Marcie wasn’t convinced. What on earth was she doing out here following two women she’d only just met to some no doubt illegal party? For all she knew they were about to get robbed. Or worse. This was the sort of impulsive shit she’d done as a kid, but not now. She was here only because Keisha had obviously wanted to come. Keisha. As Jade led them up a narrow path into the woods, Marcie reached for the other woman’s hand and gave it a reassuring squeeze. There was no going back now. She may as well try to relax and enjoy it. It was a few minutes’ walk in the dark, only cell-phone lights to guide them—thankfully also showing full signal—and then Marcie heard the first hints of sound, a thrum of life somewhere up ahead. The path reached a peak and then as they ducked under some branches, it dipped down sharply to a surprise large clearing, half the size of a football field.
“Wow,” Keisha said, as Marcie looked around, wide-eyed. Okay, so they weren’t going to get robbed. Lights were strung in trees at the edges, and there were tents and stalls set up here and there, a large unlit bonfire down at the other end, candles burning, food cooking, and a lot—maybe a hundred or so—of people dancing and laughing. Music hummed in the air, a sensual rhythm, heavy on the drums, as if it pulsed through the earth itself.

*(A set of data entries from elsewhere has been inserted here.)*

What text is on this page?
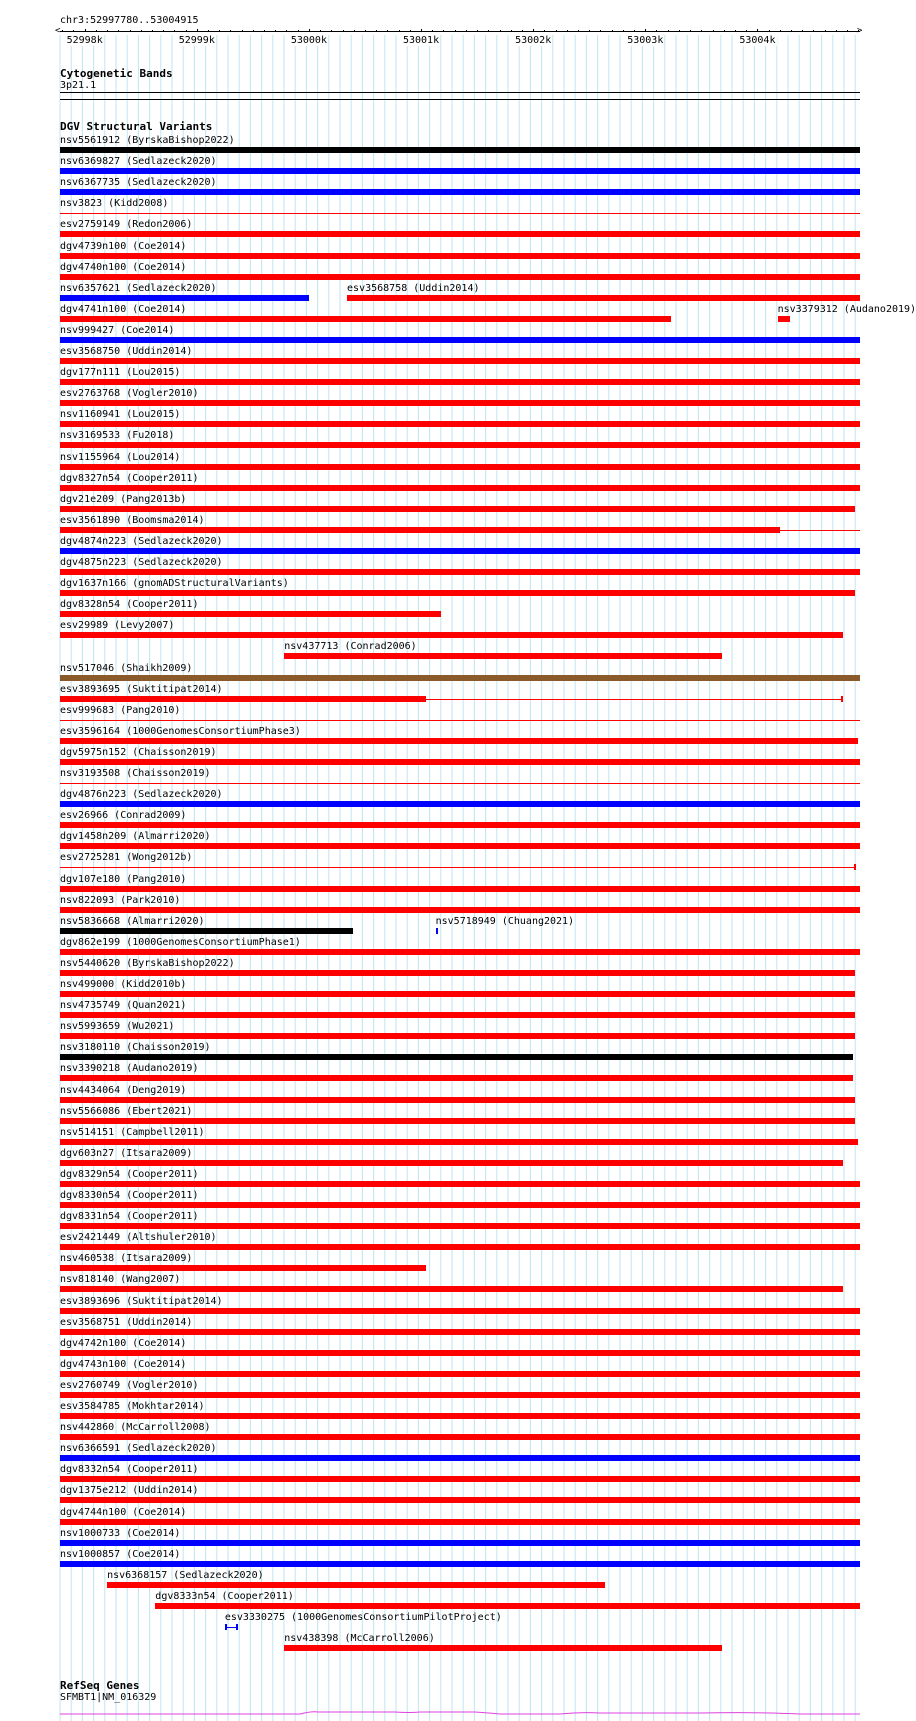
chr3:52997780..53004915
<	>
52998k	52999k	53000k	53001k	53002k	53003k	53004k
Cytogenetic Bands
3p21.1
DGV Structural Variants
nsv5561912 (ByrskaBishop2022)
nsv6369827 (Sedlazeck2020)
nsv6367735 (Sedlazeck2020)
nsv3823 (Kidd2008)
esv2759149 (Redon2006)
dgv4739n100 (Coe2014)
dgv4740n100 (Coe2014)
nsv6357621 (Sedlazeck2020)	esv3568758 (Uddin2014)
dgv4741n100 (Coe2014)	nsv3379312 (Audano2019)
nsv999427 (Coe2014)
esv3568750 (Uddin2014)
dgv177n111 (Lou2015)
esv2763768 (Vogler2010)
nsv1160941 (Lou2015)
nsv3169533 (Fu2018)
nsv1155964 (Lou2014)
dgv8327n54 (Cooper2011)
dgv21e209 (Pang2013b)
esv3561890 (Boomsma2014)
dgv4874n223 (Sedlazeck2020)
dgv4875n223 (Sedlazeck2020)
dgv1637n166 (gnomADStructuralVariants)
dgv8328n54 (Cooper2011)
esv29989 (Levy2007)
nsv437713 (Conrad2006)
nsv517046 (Shaikh2009)
esv3893695 (Suktitipat2014)
esv999683 (Pang2010)
esv3596164 (1000GenomesConsortiumPhase3)
dgv5975n152 (Chaisson2019)
nsv3193508 (Chaisson2019)
dgv4876n223 (Sedlazeck2020)
esv26966 (Conrad2009)
dgv1458n209 (Almarri2020)
esv2725281 (Wong2012b)
dgv107e180 (Pang2010)
nsv822093 (Park2010)
nsv5836668 (Almarri2020)	nsv5718949 (Chuang2021)
dgv862e199 (1000GenomesConsortiumPhase1)
nsv5440620 (ByrskaBishop2022)
nsv499000 (Kidd2010b)
nsv4735749 (Quan2021)
nsv5993659 (Wu2021)
nsv3180110 (Chaisson2019)
nsv3390218 (Audano2019)
nsv4434064 (Deng2019)
nsv5566086 (Ebert2021)
nsv514151 (Campbell2011)
dgv603n27 (Itsara2009)
dgv8329n54 (Cooper2011)
dgv8330n54 (Cooper2011)
dgv8331n54 (Cooper2011)
esv2421449 (Altshuler2010)
nsv460538 (Itsara2009)
nsv818140 (Wang2007)
esv3893696 (Suktitipat2014)
esv3568751 (Uddin2014)
dgv4742n100 (Coe2014)
dgv4743n100 (Coe2014)
esv2760749 (Vogler2010)
esv3584785 (Mokhtar2014)
nsv442860 (McCarroll2008)
nsv6366591 (Sedlazeck2020)
dgv8332n54 (Cooper2011)
dgv1375e212 (Uddin2014)
dgv4744n100 (Coe2014)
nsv1000733 (Coe2014)
nsv1000857 (Coe2014)
nsv6368157 (Sedlazeck2020)
dgv8333n54 (Cooper2011)
esv3330275 (1000GenomesConsortiumPilotProject)
nsv438398 (McCarroll2006)
RefSeq Genes
SFMBT1|NM_016329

“St. John’s Eve, baby!” Jade leapt into the arms of the shaven-headed black man waiting for them, her legs wrapping tightly around his waist. He was so tall he made her look like a child.
“Hey, Laz. We brought a couple of friends,” Daria said. “And we all need a drink.”
The man, Laz, extracted himself from Jade, and then led them to a small table, where a middle-aged hippie woman was filling paper cups from a punch bowl.
“Welcome to the party,” he said as he handed them each a cup. “Drink, eat, dance, and be merry. Tonight our wishes come true.”
“What is it?” Marcie asked, peering inside.
“Tafia. Homemade rum.”
She watched as the others, including Laz, drank theirs, her instinctual paranoia about her drink being spiked causing a brief knot in her stomach, but the rum had to be safe, it had all come out of the same bowl. She glanced over at Keisha, who winked at her. “Bottoms up.” Marcie stared into the cup for a moment, took a deep breath, and then drank.
After that, the world swirled and time stretched like molasses as they moved through the thick hot mess of nature and people. They’d lost Daria and Jade to Laz, but Marcie wasn’t bothered. She didn’t feel drunk exactly, but somewhere close. The tafia burned her throat but relaxed her body and as she and Keisha wandered through the crowds it felt perfectly natural to have their hands linked and to feel Keisha rest her head on her shoulder when they paused at this stall or that to look at what was cooking or what was being sold.